No es país para tibios. No es momento de dudas. Las acusaciones hacia la sociedad son graves: clasismo y racismo. Y por si eso no fuera lo suficientemente grave, las acusaciones son de quien debería conducir a la sociedad con sapiencia y con sosiego. Se acabó, hay que definirse.
La sociedad no puede permitir más insultos, a la sociedad se la está humillando. Este es un país que históricamente ha aceptado las injusticias, que ha sobrevivido al veneno de todos los partidos políticos, y que lo ha hecho sin rebelarse, sometiéndose y sin reticencias.
Nadie, ningún dirigente ha estado a la altura de las expectativas generadas. Ni siquiera la gente que dice que ha salido de la gente. Eso ha dejado heridas sociales, como para que ahora, además, se abra una nueva herida de clasismo y de racismo. Esa sociedad que con tan poco se conforma.
A este país, en este momento, pocas cosas le sorprenden. Un país que ha mostrado solidaridad y apoyo ante situaciones desagradables y hechos inesperados, un país que se ha unido en momentos críticos, un país que hoy se quiere confundir, dividir y vulgarizar. Más, por si acaso no lo estaba ya.
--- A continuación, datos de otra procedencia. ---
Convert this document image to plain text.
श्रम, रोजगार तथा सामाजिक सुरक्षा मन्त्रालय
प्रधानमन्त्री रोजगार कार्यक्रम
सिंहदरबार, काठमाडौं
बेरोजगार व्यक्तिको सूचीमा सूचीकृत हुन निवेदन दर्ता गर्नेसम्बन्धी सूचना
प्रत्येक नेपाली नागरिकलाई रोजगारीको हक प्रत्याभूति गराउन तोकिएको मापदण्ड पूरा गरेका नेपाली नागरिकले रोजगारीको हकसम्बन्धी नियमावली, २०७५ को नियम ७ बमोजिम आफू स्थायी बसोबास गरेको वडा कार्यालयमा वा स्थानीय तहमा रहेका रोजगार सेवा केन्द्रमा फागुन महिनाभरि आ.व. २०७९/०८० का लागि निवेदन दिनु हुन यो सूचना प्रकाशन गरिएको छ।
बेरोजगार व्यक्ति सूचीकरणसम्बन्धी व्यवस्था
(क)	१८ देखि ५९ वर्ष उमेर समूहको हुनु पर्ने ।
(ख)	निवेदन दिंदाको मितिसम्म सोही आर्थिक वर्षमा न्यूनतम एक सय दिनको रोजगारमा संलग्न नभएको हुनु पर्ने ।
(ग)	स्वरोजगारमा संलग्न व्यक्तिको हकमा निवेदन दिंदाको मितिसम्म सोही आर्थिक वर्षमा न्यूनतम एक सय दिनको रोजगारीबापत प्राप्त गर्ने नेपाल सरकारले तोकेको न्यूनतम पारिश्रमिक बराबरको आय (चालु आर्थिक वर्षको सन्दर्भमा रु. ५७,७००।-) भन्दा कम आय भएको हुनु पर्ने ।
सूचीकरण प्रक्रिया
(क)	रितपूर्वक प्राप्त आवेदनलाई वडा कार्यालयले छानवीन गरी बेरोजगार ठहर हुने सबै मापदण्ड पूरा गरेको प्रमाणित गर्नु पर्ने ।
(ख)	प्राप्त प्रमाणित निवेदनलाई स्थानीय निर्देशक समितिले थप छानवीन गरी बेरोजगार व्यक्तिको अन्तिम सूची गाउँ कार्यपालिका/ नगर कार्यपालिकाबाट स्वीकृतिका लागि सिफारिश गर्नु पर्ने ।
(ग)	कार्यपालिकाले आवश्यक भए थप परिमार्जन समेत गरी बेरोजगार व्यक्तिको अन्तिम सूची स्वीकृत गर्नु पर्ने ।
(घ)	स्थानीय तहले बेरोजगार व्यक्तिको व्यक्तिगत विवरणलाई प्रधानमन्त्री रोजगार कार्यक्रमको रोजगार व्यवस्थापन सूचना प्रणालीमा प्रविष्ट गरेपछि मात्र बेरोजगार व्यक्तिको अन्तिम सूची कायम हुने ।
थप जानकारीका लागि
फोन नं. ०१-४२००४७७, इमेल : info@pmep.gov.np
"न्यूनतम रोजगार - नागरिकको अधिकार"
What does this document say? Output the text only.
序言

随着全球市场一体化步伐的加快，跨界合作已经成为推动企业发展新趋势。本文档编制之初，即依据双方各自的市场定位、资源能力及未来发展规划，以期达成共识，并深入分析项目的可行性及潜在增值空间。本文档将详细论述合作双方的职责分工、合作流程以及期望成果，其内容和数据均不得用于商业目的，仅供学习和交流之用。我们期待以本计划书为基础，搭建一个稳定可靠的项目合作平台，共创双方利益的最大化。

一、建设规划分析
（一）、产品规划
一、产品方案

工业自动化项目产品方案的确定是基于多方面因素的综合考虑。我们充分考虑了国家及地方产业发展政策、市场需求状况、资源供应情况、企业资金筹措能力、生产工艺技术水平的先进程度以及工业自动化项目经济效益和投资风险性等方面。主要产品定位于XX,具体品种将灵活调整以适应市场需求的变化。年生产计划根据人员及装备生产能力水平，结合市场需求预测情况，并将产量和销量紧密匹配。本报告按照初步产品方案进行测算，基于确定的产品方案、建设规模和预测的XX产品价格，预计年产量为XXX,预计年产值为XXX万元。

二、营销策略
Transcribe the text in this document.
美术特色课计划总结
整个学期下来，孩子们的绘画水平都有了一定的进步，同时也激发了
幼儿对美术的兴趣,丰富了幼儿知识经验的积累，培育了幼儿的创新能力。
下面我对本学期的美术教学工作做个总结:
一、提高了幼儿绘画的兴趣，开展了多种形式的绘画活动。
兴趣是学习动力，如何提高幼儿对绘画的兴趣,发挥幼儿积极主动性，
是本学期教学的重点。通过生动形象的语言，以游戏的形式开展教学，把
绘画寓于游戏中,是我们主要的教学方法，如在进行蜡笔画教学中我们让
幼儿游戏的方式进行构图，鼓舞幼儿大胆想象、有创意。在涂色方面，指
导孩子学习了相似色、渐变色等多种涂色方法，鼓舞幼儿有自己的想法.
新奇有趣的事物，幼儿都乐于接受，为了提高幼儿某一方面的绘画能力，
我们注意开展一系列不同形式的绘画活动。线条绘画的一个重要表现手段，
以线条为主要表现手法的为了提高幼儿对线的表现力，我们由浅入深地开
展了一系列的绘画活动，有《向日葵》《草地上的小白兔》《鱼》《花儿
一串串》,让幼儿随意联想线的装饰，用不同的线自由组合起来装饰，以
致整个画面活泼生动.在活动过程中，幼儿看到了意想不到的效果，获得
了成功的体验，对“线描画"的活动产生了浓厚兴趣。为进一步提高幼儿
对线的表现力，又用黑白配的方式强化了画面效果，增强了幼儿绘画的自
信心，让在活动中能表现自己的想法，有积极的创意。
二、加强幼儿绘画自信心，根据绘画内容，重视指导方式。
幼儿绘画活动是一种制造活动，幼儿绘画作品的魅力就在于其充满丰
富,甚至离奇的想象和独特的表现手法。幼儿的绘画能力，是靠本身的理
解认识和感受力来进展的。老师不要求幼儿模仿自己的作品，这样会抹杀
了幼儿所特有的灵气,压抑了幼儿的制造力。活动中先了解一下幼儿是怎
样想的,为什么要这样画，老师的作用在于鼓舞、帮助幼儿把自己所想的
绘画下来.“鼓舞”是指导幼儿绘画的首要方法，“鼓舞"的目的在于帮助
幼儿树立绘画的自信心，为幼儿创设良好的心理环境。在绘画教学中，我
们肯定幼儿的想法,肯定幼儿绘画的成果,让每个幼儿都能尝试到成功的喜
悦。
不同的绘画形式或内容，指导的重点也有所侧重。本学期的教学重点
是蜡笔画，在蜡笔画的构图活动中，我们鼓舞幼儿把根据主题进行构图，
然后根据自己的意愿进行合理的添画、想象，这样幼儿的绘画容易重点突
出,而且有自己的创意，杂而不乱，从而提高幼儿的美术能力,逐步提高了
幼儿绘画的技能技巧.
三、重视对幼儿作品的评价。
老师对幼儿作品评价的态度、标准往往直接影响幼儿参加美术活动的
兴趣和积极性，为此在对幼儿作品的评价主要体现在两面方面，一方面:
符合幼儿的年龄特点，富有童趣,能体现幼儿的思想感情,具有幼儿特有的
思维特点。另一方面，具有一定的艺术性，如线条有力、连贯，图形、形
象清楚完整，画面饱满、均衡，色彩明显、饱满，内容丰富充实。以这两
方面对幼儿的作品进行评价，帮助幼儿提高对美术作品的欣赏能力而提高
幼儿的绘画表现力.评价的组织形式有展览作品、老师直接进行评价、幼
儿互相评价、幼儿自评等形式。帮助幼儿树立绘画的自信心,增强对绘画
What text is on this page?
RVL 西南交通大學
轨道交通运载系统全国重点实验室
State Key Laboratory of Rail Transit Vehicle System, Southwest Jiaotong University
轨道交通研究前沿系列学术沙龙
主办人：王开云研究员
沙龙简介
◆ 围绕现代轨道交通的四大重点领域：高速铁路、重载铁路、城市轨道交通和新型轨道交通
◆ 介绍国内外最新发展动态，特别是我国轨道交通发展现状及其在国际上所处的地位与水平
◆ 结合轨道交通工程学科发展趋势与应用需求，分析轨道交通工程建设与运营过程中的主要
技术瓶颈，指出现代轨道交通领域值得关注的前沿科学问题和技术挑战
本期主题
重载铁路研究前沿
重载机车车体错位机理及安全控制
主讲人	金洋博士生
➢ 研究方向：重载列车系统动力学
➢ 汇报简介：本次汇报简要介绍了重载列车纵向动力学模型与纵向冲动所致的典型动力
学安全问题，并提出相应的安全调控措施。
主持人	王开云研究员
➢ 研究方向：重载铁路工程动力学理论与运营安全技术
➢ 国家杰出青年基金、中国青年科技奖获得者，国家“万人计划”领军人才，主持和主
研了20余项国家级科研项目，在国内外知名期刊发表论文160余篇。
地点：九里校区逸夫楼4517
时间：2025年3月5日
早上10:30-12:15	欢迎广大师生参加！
No está de menos decir que el pueblo, en buena medida, ha sido cómplice de la política. Porque el pueblo que se convierte en clase política sale del mismo pueblo. Ese pueblo que, después de lo que hemos visto, no es tan bueno ni mucho menos tan sabio. Pero que nadie se confunda, ni clasismo ni racismo.
Y en todo caso, quien promueve el clasismo y el racismo es la misma política, la que con decisiones hegemónicas y autoritarias conserva el estatus de quienes, por su poca capacidad, deberían estar en la parte baja de la pirámide. No es el pueblo clasista ni racista, es la política.